Le procès a été déposé vendredi devant le tribunal de district américain du district sud de New York par Damian Robles, un New-Yorkais qui affirme avoir acheté une Nintendo Switch chez Amazon en novembre 2018 pour 299,99 dollars plus 23,40 dollars de taxe de vente.
Selon le procès, Nintendo a importé des produits Switch des usines en Chine et a payé des droits de douane initiaux au gouvernement américain, répercutant ce coût sur les détaillants comme Amazon, qui l’ont ensuite répercuté sur les consommateurs comme Robles.
Mais Nintendo aurait demandé et obtenu une série de remboursements de droits de douane en 2021, en vertu de la Miscellaneous Tariff Bill Act qui élimine ou réduit les tarifs sur certaines importations. Le plaignant prétend que Nintendo a gagné des dizaines de millions de dollars en remboursements mais n’a rien restitué aux clients qui ont payé les coûts des droits de douane.
La plainte prétend que Nintendo savait en 2017 qu’elle serait probablement éligible à des remboursements de droits de douane pour avoir importé des composants Switch particuliers avant que la loi n’entre en vigueur, citant une déclaration de l’association professionnelle Consumer Technology Association en 2017 selon laquelle la législation sur les droits de douane était importante car elle représentait les intérêts de groupes industriels comme la CTA.

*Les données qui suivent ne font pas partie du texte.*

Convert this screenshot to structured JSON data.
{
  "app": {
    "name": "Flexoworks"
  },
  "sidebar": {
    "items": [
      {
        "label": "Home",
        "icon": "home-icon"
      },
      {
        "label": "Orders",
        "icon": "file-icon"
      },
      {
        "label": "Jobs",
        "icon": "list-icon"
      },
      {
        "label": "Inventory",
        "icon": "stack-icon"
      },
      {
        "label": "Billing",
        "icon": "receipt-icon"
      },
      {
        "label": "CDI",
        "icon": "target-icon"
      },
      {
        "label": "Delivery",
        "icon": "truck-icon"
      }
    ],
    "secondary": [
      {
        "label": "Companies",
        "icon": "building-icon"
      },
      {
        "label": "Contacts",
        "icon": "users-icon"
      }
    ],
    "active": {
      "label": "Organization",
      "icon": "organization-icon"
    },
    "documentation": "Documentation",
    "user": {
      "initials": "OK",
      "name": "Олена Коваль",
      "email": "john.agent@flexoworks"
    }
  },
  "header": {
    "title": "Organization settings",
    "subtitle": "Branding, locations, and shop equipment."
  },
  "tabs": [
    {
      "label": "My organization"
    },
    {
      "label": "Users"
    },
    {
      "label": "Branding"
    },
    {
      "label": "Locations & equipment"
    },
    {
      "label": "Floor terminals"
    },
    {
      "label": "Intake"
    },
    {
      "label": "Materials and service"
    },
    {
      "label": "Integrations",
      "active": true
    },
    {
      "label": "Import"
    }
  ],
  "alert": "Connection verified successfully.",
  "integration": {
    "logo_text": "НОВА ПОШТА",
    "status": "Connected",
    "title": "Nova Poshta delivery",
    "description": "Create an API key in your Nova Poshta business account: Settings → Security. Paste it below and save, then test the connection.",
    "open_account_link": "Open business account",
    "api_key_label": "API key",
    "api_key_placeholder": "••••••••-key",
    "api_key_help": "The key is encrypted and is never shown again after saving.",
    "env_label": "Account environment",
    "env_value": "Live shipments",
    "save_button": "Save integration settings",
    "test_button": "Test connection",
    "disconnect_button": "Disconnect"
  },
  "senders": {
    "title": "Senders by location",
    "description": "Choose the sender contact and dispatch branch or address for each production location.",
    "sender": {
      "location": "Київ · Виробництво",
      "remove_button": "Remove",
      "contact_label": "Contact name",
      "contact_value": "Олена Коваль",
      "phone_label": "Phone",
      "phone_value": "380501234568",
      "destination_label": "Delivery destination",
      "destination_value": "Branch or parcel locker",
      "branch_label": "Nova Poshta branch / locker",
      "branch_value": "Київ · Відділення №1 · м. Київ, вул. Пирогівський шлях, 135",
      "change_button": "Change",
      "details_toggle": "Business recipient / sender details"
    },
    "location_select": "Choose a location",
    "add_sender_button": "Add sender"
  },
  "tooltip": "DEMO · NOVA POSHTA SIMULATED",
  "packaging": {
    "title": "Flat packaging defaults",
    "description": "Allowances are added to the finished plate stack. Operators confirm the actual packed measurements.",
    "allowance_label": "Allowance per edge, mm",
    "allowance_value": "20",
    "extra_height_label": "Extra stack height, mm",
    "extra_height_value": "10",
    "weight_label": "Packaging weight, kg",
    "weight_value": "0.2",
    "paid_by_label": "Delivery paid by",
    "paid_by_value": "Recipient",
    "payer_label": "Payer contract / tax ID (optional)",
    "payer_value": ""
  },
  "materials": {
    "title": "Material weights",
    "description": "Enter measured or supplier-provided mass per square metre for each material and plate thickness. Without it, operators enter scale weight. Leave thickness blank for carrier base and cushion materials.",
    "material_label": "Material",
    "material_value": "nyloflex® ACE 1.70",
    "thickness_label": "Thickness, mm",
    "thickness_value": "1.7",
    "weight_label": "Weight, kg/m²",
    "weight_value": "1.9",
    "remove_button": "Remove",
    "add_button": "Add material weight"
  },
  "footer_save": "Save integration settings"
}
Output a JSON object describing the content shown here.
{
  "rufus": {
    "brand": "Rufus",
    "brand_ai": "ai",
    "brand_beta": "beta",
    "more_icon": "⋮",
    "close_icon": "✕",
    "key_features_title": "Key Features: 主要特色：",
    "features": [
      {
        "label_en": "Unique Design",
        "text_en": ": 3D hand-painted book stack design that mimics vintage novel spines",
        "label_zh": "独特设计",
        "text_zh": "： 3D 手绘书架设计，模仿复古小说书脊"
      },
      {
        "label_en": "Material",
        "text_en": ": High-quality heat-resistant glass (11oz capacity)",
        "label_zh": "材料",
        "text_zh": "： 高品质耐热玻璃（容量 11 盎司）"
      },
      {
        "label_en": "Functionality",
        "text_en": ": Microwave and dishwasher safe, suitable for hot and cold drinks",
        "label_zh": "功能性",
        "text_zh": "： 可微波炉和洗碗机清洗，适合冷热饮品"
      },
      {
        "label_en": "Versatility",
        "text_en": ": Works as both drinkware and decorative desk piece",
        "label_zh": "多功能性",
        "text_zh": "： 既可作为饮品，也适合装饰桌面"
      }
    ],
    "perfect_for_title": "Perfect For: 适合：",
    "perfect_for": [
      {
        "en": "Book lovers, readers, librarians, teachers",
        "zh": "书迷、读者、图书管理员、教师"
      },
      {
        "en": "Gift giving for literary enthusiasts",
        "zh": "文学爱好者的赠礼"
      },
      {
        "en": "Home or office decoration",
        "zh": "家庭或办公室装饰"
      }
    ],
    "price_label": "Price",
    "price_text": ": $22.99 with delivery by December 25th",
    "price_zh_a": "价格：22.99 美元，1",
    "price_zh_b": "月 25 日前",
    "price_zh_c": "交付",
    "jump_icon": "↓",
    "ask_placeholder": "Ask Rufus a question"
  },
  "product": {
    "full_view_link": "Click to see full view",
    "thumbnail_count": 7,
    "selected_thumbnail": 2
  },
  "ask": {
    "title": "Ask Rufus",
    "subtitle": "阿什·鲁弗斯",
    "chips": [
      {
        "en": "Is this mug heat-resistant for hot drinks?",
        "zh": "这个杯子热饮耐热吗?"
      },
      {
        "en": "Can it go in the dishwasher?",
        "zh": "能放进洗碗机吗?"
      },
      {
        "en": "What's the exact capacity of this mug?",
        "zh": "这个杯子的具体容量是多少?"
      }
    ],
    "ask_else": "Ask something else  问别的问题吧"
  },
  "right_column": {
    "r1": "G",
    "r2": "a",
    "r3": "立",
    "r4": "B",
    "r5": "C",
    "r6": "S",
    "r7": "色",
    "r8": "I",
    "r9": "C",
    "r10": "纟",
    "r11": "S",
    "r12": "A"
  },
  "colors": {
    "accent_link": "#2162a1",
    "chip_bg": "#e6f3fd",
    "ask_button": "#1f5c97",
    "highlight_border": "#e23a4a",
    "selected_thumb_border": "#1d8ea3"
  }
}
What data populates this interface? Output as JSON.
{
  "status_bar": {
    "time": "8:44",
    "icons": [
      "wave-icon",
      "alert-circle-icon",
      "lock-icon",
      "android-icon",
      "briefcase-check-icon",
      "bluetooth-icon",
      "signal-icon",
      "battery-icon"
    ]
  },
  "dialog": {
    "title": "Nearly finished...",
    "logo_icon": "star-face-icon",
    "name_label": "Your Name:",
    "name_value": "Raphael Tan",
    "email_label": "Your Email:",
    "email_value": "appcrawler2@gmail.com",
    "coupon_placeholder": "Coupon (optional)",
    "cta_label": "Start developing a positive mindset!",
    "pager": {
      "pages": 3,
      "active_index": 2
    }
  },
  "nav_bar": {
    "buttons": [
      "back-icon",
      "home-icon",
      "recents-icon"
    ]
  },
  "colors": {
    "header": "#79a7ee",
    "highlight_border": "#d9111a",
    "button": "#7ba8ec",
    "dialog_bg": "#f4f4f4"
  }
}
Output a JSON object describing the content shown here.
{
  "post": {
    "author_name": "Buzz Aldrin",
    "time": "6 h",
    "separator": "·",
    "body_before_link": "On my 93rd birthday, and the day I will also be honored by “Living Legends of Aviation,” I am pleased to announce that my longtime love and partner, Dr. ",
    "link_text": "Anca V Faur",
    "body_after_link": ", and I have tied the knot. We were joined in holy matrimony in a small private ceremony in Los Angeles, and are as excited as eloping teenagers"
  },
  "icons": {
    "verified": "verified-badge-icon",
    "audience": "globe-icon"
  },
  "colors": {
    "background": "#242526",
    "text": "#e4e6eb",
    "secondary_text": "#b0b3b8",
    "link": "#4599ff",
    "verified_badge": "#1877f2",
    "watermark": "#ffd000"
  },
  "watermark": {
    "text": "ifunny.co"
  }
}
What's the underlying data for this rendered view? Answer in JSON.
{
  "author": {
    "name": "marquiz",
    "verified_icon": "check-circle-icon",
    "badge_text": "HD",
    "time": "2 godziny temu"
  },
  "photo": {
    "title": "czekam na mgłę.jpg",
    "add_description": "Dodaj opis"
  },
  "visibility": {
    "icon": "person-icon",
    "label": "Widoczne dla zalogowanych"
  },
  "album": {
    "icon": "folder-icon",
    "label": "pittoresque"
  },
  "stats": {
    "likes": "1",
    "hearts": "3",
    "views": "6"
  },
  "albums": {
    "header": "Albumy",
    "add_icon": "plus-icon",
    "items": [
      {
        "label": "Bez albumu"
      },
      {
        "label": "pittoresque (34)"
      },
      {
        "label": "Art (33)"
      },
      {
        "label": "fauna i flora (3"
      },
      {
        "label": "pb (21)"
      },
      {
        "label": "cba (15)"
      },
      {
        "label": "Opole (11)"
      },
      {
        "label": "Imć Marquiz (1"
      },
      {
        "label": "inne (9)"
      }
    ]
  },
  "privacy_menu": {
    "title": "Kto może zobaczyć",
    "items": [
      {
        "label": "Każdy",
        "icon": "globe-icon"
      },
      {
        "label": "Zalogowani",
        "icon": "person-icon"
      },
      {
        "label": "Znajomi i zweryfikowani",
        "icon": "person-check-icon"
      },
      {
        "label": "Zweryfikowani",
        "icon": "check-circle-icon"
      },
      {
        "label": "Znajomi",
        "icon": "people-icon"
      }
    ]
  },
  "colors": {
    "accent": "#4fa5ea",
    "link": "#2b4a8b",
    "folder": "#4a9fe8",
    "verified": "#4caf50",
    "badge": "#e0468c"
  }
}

La CTA aurait envoyé une lettre au Congrès en septembre 2017 faisant pression pour faire passer la loi sur les tarifs divers, qui aurait été créée en partie pour encourager les entreprises à importer des marchandises de Chine vers les États-Unis. Selon le procès, la lettre énumérait plusieurs composants Switch, dont des écrans OLED, des processeurs et des puces de stockage, qui étaient inclus dans la loi.
Le procès, qui demande le statut de recours collectif pour tous les clients américains qui ont acheté des produits Nintendo Switch entre août 2017 et décembre 2020, réclame des dommages compensatoires, des dommages punitifs, des intérêts, des honoraires d’avocat et des frais de justice.